Until March, Statistics Canada’s reports were painting a pretty rosy picture of Canada’s job market. In my blog posts from the past few months, I wondered where the employment growth was coming from. Last month, I suggested that Canada’s employers may be simply delaying layoffs to see where the economy is going. We (Vicinity Jobs) recorded a weak hiring demand levels since last October, and I predicted that unemployment will start creeping up again in the very near future unless the economy turns around. In March, Canada’s economy lost 55,000 jobs, and unemployment increased 0.2 percentage points to 7.2%.
Indeed, the upbeat job market reports in the months before March were hard to explain, given the context of a weak economic performance at home, the impact of drastic austerity measures in the US, and the never-ending sovereign debt crisis in Europe. Unlike 2008, this time growth even slowed down in emerging markets to rates that we have not seen in a while. The Conference Board – an economic think-tank – expects that the world’s emerging economies will grow by only 5% in 2013, down from 5.5% in 2012 and 6.5% in the 6 years before that (See full article here). Growth rates in the emerging economies will continue to decline over the following years, according to the Conference Board, reaching an average annual growth rate of only 3.5% at the end of this decade. The developed economies will not pick the slack – their growth will remain sluggish.
So export sales prospects look bleak for Canadian exports and are unlikely to improve any time soon. Domestic demand is unlikely to pick up the slack too, with Canadian households’ debt stretched to unprecedented levels and a meager real GDP growth between January 2012 and 2013 of only 1% (according to Statistics Canada). In an article published this month, the reputable economic magazine The Economist warned that Canada’s economy is standing on a “thinning ice” and needs to attract more investments and be more innovative in fields other than natural resources.

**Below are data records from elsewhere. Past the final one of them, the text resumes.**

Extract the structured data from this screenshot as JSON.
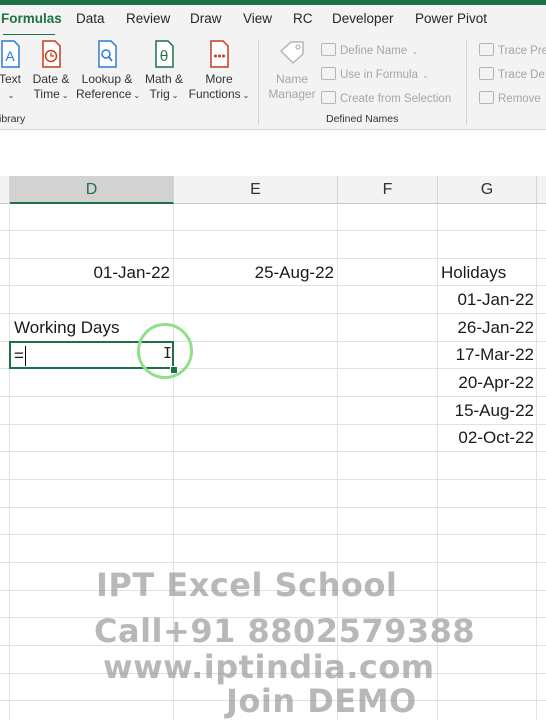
{
  "ribbon_tabs": [
    {
      "label": "Formulas",
      "active": true
    },
    {
      "label": "Data"
    },
    {
      "label": "Review"
    },
    {
      "label": "Draw"
    },
    {
      "label": "View"
    },
    {
      "label": "RC"
    },
    {
      "label": "Developer"
    },
    {
      "label": "Power Pivot"
    }
  ],
  "library_group": {
    "label": "ibrary",
    "buttons": [
      {
        "line1": "Text",
        "line2": "",
        "icon": "text-icon"
      },
      {
        "line1": "Date &",
        "line2": "Time",
        "icon": "clock-icon"
      },
      {
        "line1": "Lookup &",
        "line2": "Reference",
        "icon": "search-book-icon"
      },
      {
        "line1": "Math &",
        "line2": "Trig",
        "icon": "theta-icon"
      },
      {
        "line1": "More",
        "line2": "Functions",
        "icon": "more-functions-icon"
      }
    ]
  },
  "defined_names_group": {
    "label": "Defined Names",
    "name_manager": {
      "line1": "Name",
      "line2": "Manager"
    },
    "define_name": "Define Name",
    "use_in_formula": "Use in Formula",
    "create_from_selection": "Create from Selection"
  },
  "auditing_group": {
    "trace_precedents": "Trace Pre",
    "trace_dependents": "Trace De",
    "remove_arrows": "Remove"
  },
  "columns": [
    "D",
    "E",
    "F",
    "G"
  ],
  "selected_column": "D",
  "cells": {
    "d_date": "01-Jan-22",
    "e_date": "25-Aug-22",
    "holidays_header": "Holidays",
    "working_days_label": "Working Days",
    "active_cell_value": "=",
    "holidays": [
      "01-Jan-22",
      "26-Jan-22",
      "17-Mar-22",
      "20-Apr-22",
      "15-Aug-22",
      "02-Oct-22"
    ]
  },
  "watermark": {
    "line1": "IPT Excel School",
    "line2": "Call+91 8802579388",
    "line3": "www.iptindia.com",
    "line4": "Join DEMO"
  },
  "colors": {
    "accent": "#1e7145",
    "cursor_ring": "#90e08a"
  }
}
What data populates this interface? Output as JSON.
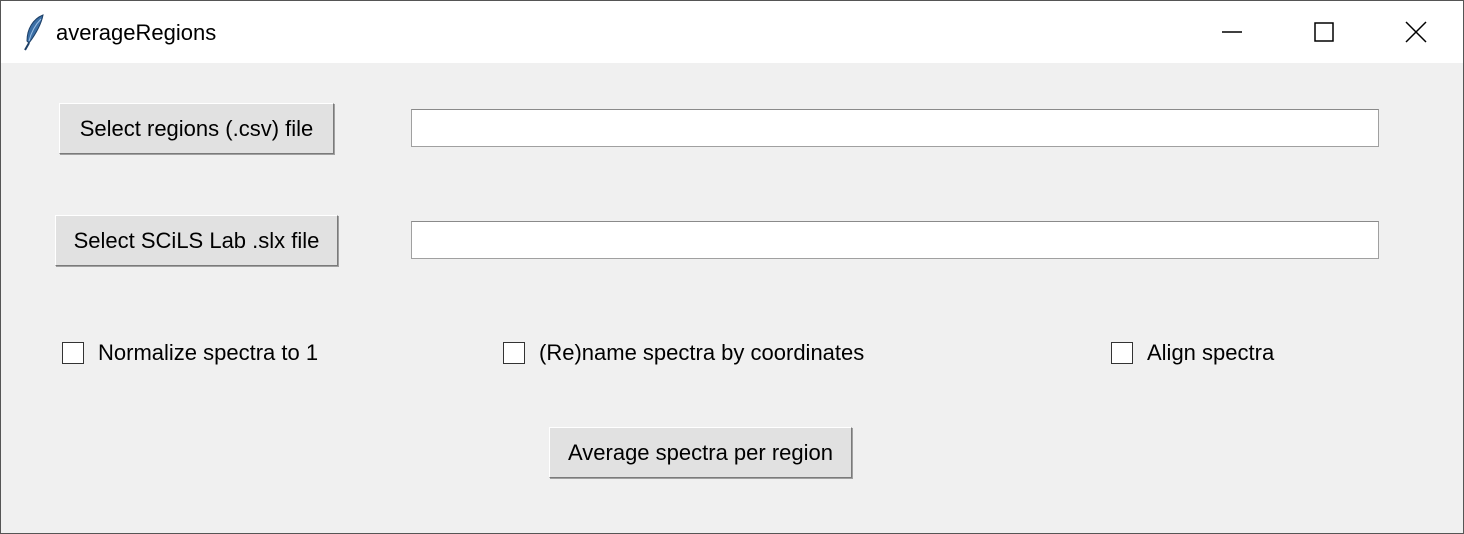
{
  "window": {
    "title": "averageRegions",
    "icon": "feather-icon",
    "controls": [
      "minimize-icon",
      "maximize-icon",
      "close-icon"
    ]
  },
  "form": {
    "regions_button": "Select regions (.csv) file",
    "regions_path": "",
    "slx_button": "Select SCiLS Lab .slx file",
    "slx_path": "",
    "options": [
      {
        "label": "Normalize spectra to 1",
        "checked": false
      },
      {
        "label": "(Re)name spectra by coordinates",
        "checked": false
      },
      {
        "label": "Align spectra",
        "checked": false
      }
    ],
    "run_button": "Average spectra per region"
  }
}
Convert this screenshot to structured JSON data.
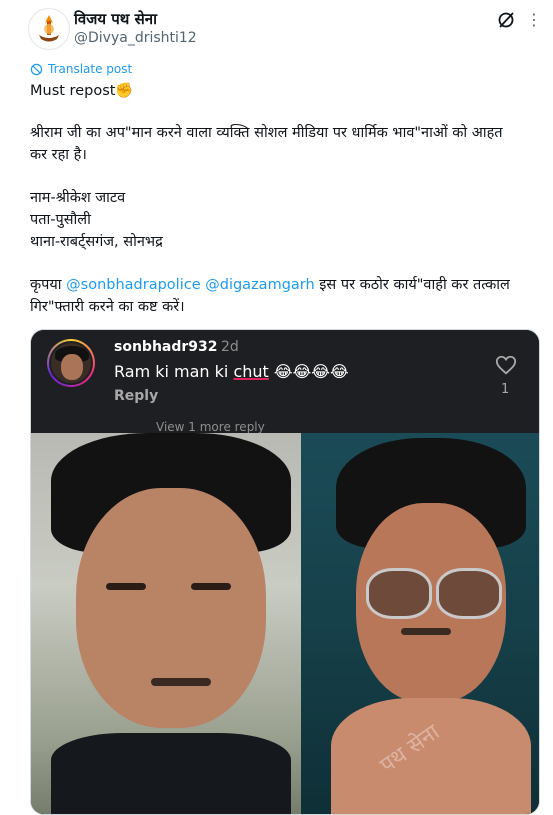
{
  "header": {
    "display_name": "विजय पथ सेना",
    "handle": "@Divya_drishti12",
    "avatar_icon": "party-logo-icon",
    "grok_icon": "grok-icon",
    "more_icon": "more-icon"
  },
  "translate": {
    "label": "Translate post"
  },
  "post": {
    "line1": "Must repost✊",
    "line2": "श्रीराम जी का अप\"मान करने वाला व्यक्ति सोशल मीडिया पर धार्मिक भाव\"नाओं को आहत",
    "line3": "कर रहा है।",
    "line4": "नाम-श्रीकेश जाटव",
    "line5": "पता-पुसौली",
    "line6": "थाना-राबर्ट्सगंज, सोनभद्र",
    "line7_prefix": "कृपया ",
    "mention1": "@sonbhadrapolice",
    "mention2": "@digazamgarh",
    "line7_suffix": " इस पर कठोर कार्य\"वाही कर तत्काल",
    "line8": "गिर\"फ्तारी करने का कष्ट करें।"
  },
  "comment": {
    "username": "sonbhadr932",
    "time": "2d",
    "text_before": "Ram ki man ki ",
    "text_marked": "chut",
    "text_after": " 😂😂😂😂",
    "reply_label": "Reply",
    "more_replies": "View 1 more reply",
    "like_count": "1",
    "heart_icon": "heart-icon"
  },
  "watermark": "पथ सेना",
  "colors": {
    "accent": "#1d9bf0",
    "comment_bg": "#1e1f22",
    "underline": "#e0245e"
  }
}
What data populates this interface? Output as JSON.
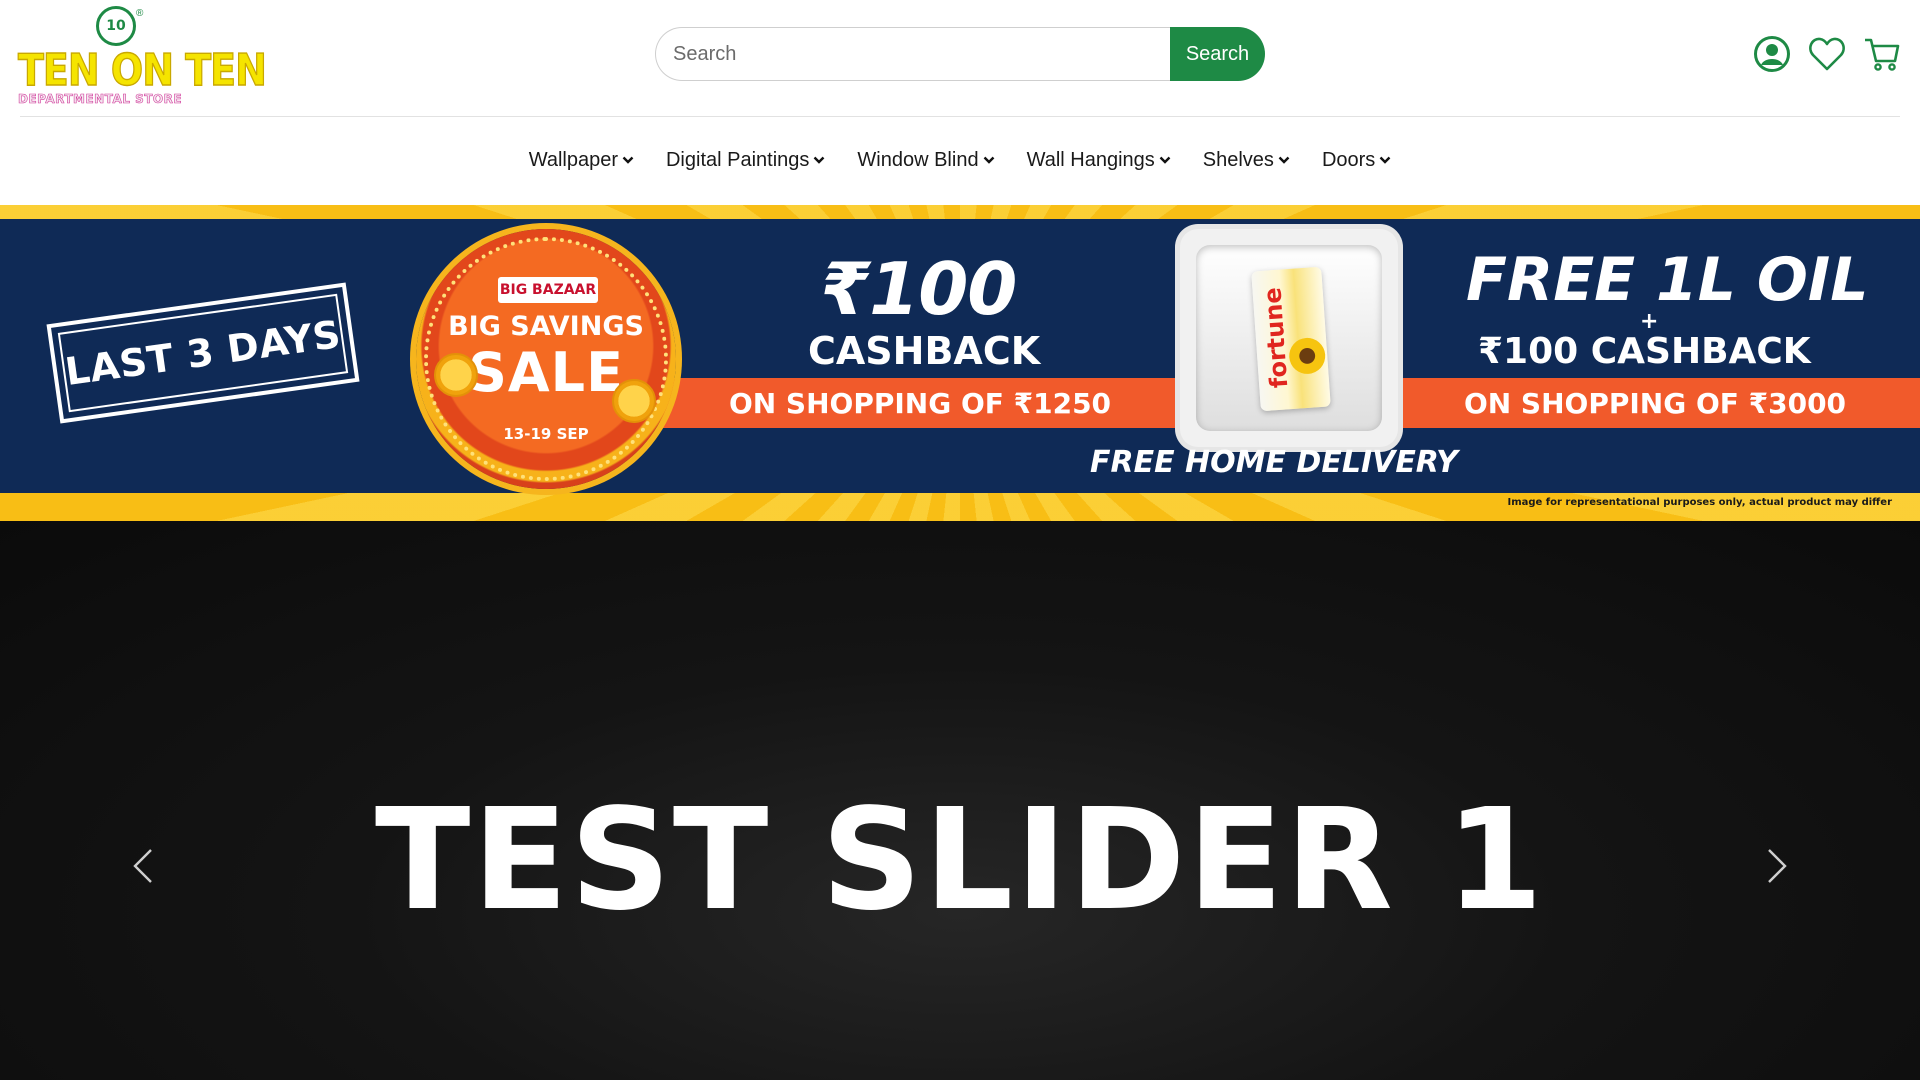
{
  "brand": {
    "name": "TEN ON TEN",
    "subtitle": "DEPARTMENTAL STORE",
    "badge": "10",
    "reg": "®"
  },
  "search": {
    "placeholder": "Search",
    "button_label": "Search"
  },
  "header_icons": [
    "user-account-icon",
    "wishlist-heart-icon",
    "cart-icon"
  ],
  "nav": {
    "items": [
      {
        "label": "Wallpaper"
      },
      {
        "label": "Digital Paintings"
      },
      {
        "label": "Window Blind"
      },
      {
        "label": "Wall Hangings"
      },
      {
        "label": "Shelves"
      },
      {
        "label": "Doors"
      }
    ]
  },
  "promo": {
    "last_days": "LAST 3 DAYS",
    "store_tag": "BIG BAZAAR",
    "sale_line1": "BIG SAVINGS",
    "sale_line2": "SALE",
    "sale_dates": "13-19 SEP",
    "cashback_amount": "₹100",
    "cashback_label": "CASHBACK",
    "cashback_condition": "ON SHOPPING OF ₹1250",
    "product_brand": "fortune",
    "offer2_title": "FREE 1L OIL",
    "offer2_plus": "+",
    "offer2_cashback": "₹100 CASHBACK",
    "offer2_condition": "ON SHOPPING OF ₹3000",
    "delivery": "FREE HOME DELIVERY",
    "disclaimer": "Image for representational purposes only, actual product may differ"
  },
  "hero": {
    "title": "TEST SLIDER 1"
  },
  "colors": {
    "brand_green": "#1e8a45",
    "navy": "#0f2a56",
    "promo_orange": "#f15a2b",
    "promo_yellow": "#f9c31e"
  }
}
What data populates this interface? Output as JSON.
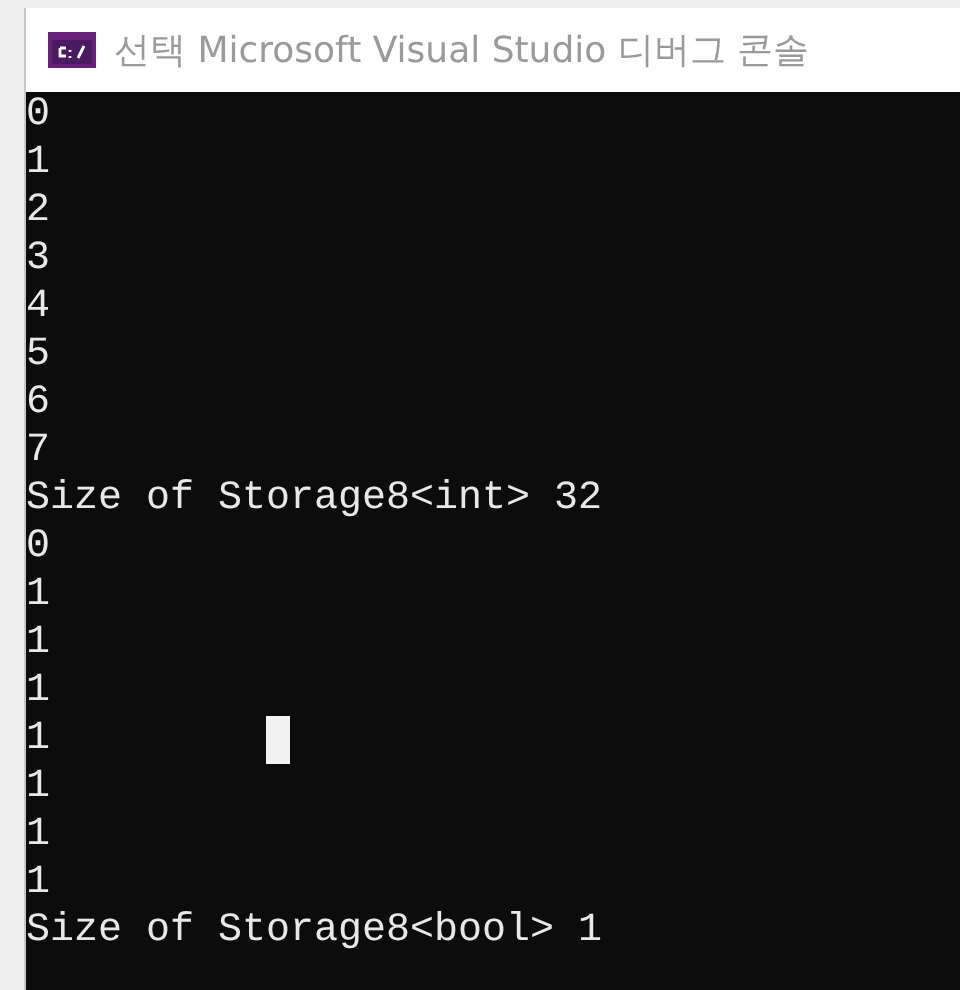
{
  "window": {
    "title": "선택 Microsoft Visual Studio 디버그 콘솔"
  },
  "console": {
    "lines": [
      "0",
      "1",
      "2",
      "3",
      "4",
      "5",
      "6",
      "7",
      "Size of Storage8<int> 32",
      "0",
      "1",
      "1",
      "1",
      "1",
      "1",
      "1",
      "1",
      "Size of Storage8<bool> 1"
    ]
  }
}
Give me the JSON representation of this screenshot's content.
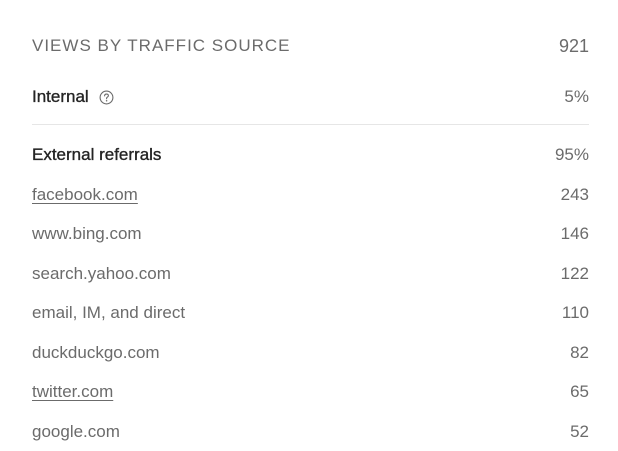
{
  "header": {
    "title": "VIEWS BY TRAFFIC SOURCE",
    "total": "921"
  },
  "internal": {
    "label": "Internal",
    "value": "5%",
    "help_icon": "question-circle-icon"
  },
  "external": {
    "label": "External referrals",
    "value": "95%"
  },
  "sources": [
    {
      "label": "facebook.com",
      "value": "243",
      "link": true
    },
    {
      "label": "www.bing.com",
      "value": "146",
      "link": false
    },
    {
      "label": "search.yahoo.com",
      "value": "122",
      "link": false
    },
    {
      "label": "email, IM, and direct",
      "value": "110",
      "link": false
    },
    {
      "label": "duckduckgo.com",
      "value": "82",
      "link": false
    },
    {
      "label": "twitter.com",
      "value": "65",
      "link": true
    },
    {
      "label": "google.com",
      "value": "52",
      "link": false
    }
  ],
  "colors": {
    "primary_text": "#242424",
    "secondary_text": "#6b6b6b",
    "divider": "#e6e6e6"
  }
}
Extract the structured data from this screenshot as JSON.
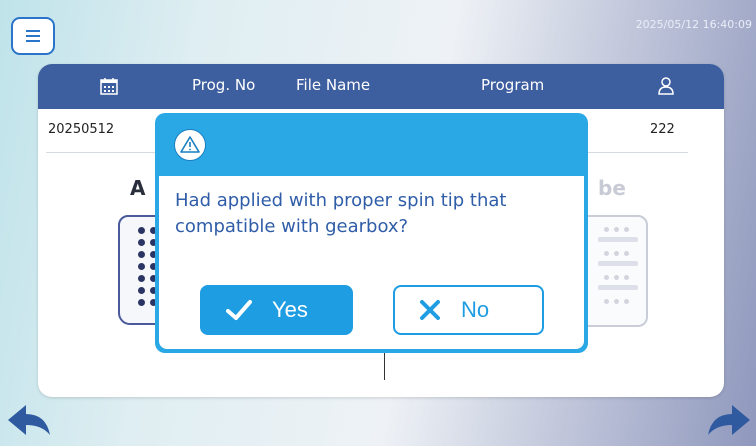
{
  "header": {
    "datetime": "2025/05/12 16:40:09"
  },
  "table": {
    "columns": [
      "Prog. No",
      "File Name",
      "Program"
    ],
    "row": {
      "date": "20250512",
      "user": "222"
    }
  },
  "panels": {
    "left_letter": "A",
    "right_fragment": "be"
  },
  "dialog": {
    "message_line1": "Had applied with proper spin tip that",
    "message_line2": "compatible with gearbox?",
    "yes_label": "Yes",
    "no_label": "No"
  },
  "colors": {
    "header_blue": "#3e5f9f",
    "dialog_blue": "#2aa8e6",
    "button_blue": "#1f9de2",
    "message_text": "#2f5da8"
  },
  "icons": [
    "menu-icon",
    "calendar-icon",
    "user-icon",
    "warning-icon",
    "check-icon",
    "x-icon",
    "back-arrow-icon",
    "next-arrow-icon"
  ]
}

This reality finally caught up with the job market last month. If employers were holding back layoff decisions, they no longer are. The number of jobs in Canada is now down to the levels from 5 months ago. Compared to March 2012, the Canadian economy has only created just over 200,000 jobs. This amounts to a 1.2% growth – hardly impressive, but logical in the context of a 1% GDP growth.
In Ontario, unemployment remained unchanged. The province did lose 17,400 jobs last month, but the province’s labour force shrank by 21,400 people. The labour market participation rate (the percentage of the province’s population who are working or willing to work) dropped to 66.4%. In fact, from March 2012 to March 2013, the number of jobs in Ontario has grown by 1.1%, where the province’s population has grown by 1.2%.
British Columbia lost 14,800 mostly full-time jobs in March. Unemployment is now up to 7%. Compared to March 2012, BC has created almost no new jobs: But its population has grown by 1%.
South of the border, the picture was not very encouraging either. In March, the US economy notched its worst performance in nearly a year.
There was a glimpse of good news last month: Hiring demand, which we track for parts of Ontario edged up to levels not seen for 6 months. This may keep a cap on unemployment growth in April. But the weak fundamentals of Canada’s — and the world’s — economy means that significant employment growth is highly unlikely in the near future.